31.03.2010 - Mühevoller Halbfinaleinzug
Bei der Auslosung zum Viertelfinale hatte man sich noch über ein vermeintlich
leichtes Los gefreut, da mit Austria Lustenau "nur" ein Zweitligist
zu Gast in Ried sein sollte. Nach den letzten Leistungen und Ergebnissen der
SVR in der Meisterschaft jedoch, konnte man auch vor diesem Spiel nicht mehr
von einer klaren Favoritenrolle sprechen. Schlussendlich wurde es dann ein ganz
enges Duell mit 2 in etwa gleich schlechten Mannschaften. Nach einer torlosen
ersten Halbzeit, die keine Höhepunkte zu bieten hatte und hauptsächlich
von Fehlpässen und Ungenauigkeiten geprägt war, startete die SVR mit
etwas mehr Schwung in die 2. Hälfte. In dieser Phase gelang Herwig Drechsel
auch der Führungstreffer. Doch leider schaffte man es nicht, nach diesem
Treffer nachzulegen, sondern es entwickelte sich wieder ein ähnliches Spiel
wie schon in den ersten 45 Minuten. Chancen waren auf beiden Seite Mangelware,
doch die Gäste konnten in der 89. Minute doch noch zum Ausgleich kommen.

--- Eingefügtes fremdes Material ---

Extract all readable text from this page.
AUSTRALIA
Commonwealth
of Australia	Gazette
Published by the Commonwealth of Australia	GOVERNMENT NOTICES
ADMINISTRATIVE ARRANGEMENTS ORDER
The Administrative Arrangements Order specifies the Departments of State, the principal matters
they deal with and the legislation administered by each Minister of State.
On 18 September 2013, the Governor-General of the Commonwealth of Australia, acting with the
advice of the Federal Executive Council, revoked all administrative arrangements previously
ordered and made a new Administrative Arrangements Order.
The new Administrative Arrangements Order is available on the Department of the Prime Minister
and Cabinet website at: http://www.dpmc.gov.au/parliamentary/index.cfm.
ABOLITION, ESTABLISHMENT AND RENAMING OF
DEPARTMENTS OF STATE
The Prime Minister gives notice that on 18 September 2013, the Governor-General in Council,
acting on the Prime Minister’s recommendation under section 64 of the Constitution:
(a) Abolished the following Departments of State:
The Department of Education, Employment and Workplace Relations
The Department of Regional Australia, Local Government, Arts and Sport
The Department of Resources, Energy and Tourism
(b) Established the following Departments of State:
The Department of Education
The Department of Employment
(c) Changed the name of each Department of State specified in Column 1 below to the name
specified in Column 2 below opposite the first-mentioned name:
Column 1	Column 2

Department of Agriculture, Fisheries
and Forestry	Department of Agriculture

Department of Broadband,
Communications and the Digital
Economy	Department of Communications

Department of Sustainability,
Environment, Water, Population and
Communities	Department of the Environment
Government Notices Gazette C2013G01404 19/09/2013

Danach standen 2 Mal 15 Minuten extra auf dem Programm, in denen sich erneut
keine der beiden Mannschaften einen Vorsprung herausschießen konnte. Somit
kam es zu einem Elferkrimi. Nachdem Drechsel verwandelte, brachte Florian Mader
den Ball nicht im Tor unter und Lustenau ging somit nach 2 Schützen erstmals
in Führung. Den dritten Elfmeter der Gäste konnte jedoch Thomas Gebauer
abwehren und der vierte Lustenauer Schütze jagte den Ball klar über
das Tor, während dazwischen die Rieder Schützen Nummer 3 und 4 souverän
verwandelt hatten. Martin Stocklasa war es dann, der mit seinem Elfertor den
Einzug ins Halbfinale endgültig fixierte.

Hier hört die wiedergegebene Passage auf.